Hours: Average working week hours per job seasonally adjusted since Q3 2008

Furlough impact: A chart showing the estimated impact of furloughing on output per job

Output: Sector by sector output per hour figures in the third quarter year-on-year

Variations: Changes in hours worked and output per hour, according to the ONS

Total output per hour worked across all sectors grew 3 per cent year-on-year in the third quarter, while gross value added fell at a reduced rate of 9.5 per cent and hours worked were down 12.1 per cent.

The increase in output per hour was, according to the ONS, ‘driven by a decrease in hours in less productive industries, creating a positive ‘allocation’ effect as more productive industries now represent a larger share of the economy.’

But, the number of hours worked over the third quarter was down 12.1 per cent compared to the same period a year earlier. Only the second quarter of last year saw a bugger drop in total hours worked since ONS records began in 1971.

In the third quarter of 2019, the average working week per job was 31.1 hours, but by the end of September last year, the average working week had fallen to 27.5 hours. ‘This reduction is due to furloughed employees not working any hours’, the ONS said.

During the third quarter of 2020, total hours worked dropped in every industry except the finance and services industry when compared with the same quarter the previous year.

On the jobs front, the ONS said the number of people employed was down 0.8 per cent in the third quarter year-on-year.

Looking ahead, Mr Archer said: ‘The hope is that the successful roll-out of the Covid-19 vaccines over the coming months fuels a significant boost to business confidence and willingness to invest, with favourable implications for productivity.’

Detailed view: What’s been holding back Britain’s productivity?
Howard Archer, chief economist of the EY Item Club, said: ‘Part of the UK’s ‘productivity puzzle’ has undoubtedly been that low wage growth has increased the attractiveness of employment for companies. This helped employment to hold up well during the 2008/9 downturn and to pick up as growth returned.

‘It also appears that, given the uncertain economic and political outlook in recent years, many companies took on labour rather than committing to costly and difficult-to-reverse investment. The low cost and flexibility of labour relative to capital has certainly supported employment over investment.

‘Extended uncertainties over the future of the UK-EU trading relationship caused companies to limit their investment with implications for productivity.’

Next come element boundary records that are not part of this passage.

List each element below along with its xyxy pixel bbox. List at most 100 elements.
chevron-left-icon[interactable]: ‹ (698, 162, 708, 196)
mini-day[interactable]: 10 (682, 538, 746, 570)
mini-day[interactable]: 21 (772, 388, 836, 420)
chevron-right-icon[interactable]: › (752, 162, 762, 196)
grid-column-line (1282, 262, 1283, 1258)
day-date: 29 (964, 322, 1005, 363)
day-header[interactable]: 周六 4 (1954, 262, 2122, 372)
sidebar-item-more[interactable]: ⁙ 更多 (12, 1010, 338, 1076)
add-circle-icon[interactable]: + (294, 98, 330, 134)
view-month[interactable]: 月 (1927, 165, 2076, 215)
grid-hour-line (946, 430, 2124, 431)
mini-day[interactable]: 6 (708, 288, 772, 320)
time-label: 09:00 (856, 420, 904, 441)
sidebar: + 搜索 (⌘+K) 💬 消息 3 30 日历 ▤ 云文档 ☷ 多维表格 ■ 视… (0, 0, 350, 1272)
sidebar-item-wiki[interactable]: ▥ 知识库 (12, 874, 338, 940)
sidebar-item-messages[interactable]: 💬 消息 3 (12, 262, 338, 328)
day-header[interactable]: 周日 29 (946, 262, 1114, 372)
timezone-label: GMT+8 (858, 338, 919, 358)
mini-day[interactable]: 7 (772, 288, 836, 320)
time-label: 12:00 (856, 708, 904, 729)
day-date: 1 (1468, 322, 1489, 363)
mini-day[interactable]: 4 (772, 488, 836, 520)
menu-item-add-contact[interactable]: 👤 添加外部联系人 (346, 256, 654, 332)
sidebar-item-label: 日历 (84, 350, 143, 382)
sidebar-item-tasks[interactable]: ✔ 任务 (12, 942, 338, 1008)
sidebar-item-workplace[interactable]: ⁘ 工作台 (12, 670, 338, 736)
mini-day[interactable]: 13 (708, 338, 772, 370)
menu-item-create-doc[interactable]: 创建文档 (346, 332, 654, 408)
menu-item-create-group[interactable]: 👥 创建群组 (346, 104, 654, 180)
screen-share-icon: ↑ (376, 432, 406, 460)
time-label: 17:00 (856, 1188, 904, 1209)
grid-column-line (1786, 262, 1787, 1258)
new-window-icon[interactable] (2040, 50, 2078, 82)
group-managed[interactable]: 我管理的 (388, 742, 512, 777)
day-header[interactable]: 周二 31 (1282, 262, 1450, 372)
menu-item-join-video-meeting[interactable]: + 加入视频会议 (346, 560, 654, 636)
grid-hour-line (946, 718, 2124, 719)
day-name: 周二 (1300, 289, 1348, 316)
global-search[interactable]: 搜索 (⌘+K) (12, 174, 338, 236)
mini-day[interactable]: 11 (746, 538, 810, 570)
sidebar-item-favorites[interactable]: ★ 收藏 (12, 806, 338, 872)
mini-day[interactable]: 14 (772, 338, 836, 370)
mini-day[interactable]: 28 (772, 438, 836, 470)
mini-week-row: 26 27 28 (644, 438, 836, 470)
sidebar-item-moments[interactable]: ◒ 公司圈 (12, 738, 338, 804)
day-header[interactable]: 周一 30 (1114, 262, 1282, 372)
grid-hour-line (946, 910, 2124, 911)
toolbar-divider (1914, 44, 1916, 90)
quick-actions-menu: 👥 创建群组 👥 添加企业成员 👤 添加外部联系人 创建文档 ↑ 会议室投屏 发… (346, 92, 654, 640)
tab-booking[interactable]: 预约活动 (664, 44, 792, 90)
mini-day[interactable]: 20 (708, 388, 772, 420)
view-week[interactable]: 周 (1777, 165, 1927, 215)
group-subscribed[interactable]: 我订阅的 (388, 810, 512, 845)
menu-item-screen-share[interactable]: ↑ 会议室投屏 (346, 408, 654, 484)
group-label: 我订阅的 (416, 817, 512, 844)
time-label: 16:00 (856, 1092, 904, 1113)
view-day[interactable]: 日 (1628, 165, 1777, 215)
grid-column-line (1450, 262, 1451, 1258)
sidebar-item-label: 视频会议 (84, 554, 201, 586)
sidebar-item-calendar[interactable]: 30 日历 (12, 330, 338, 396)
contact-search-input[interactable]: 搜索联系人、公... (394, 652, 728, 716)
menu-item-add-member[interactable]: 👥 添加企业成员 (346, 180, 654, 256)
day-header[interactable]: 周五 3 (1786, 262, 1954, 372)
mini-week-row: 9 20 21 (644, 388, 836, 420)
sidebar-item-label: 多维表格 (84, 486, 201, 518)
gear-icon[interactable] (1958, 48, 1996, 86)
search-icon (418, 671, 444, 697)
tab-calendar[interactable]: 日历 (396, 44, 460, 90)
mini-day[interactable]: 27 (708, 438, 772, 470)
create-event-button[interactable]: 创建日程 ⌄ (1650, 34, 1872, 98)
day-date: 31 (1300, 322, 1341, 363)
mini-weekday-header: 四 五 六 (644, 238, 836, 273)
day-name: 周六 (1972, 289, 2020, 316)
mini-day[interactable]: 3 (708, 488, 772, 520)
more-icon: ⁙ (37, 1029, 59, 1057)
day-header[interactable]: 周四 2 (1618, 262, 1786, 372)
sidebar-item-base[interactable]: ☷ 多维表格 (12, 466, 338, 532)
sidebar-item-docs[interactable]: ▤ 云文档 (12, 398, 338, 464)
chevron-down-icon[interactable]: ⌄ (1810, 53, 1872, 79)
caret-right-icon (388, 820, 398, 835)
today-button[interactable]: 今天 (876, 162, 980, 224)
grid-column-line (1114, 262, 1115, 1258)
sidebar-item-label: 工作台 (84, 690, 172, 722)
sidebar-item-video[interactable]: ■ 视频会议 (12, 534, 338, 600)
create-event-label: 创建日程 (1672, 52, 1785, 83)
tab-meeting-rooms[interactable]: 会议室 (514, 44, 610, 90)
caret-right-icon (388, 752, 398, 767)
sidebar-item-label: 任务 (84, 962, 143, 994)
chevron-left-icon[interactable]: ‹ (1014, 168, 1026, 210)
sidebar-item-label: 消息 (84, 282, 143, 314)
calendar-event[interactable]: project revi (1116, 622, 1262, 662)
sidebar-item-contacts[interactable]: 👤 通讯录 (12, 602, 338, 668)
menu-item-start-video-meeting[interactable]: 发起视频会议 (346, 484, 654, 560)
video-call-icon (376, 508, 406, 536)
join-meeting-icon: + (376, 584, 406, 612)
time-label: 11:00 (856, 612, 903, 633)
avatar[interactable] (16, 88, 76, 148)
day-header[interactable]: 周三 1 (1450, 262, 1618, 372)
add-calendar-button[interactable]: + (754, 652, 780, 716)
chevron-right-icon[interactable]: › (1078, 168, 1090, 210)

He added: ‘There are a number of structural factors that may have negatively affected productivity.

‘Many of the new jobs that have been created in recent years are in less-skilled, low-paid sectors where productivity is limited.

‘A report by the NIESR and the Joseph Rowntree Foundation in 2018 concluded that productivity is particularly poor in low-paid jobs in the UK compared with other major economies, lagging up to 20-30% behind similar roles in Germany, France and the US.

‘Similarly, ONS analysis has concluded that much of the slowdown in UK productivity has been due to the changing composition of the UK economy with workers moving from more (such as mining) to less efficient sectors (food & catering).

‘The Bank of England’s chief economist has also argued that the UK’s productivity problem has been influenced by an unusually wide gap between Britain’s most productive firms and the much longer tail of its least productive companies.

‘He has suggested this is a consequence of a ‘diffusion’ problem with the UK relatively poor at transferring technology and know-how.

‘In addition, there has been concern about the impact of so-called ‘zombie’ companies that have been helped to keep going through very low interest rates.’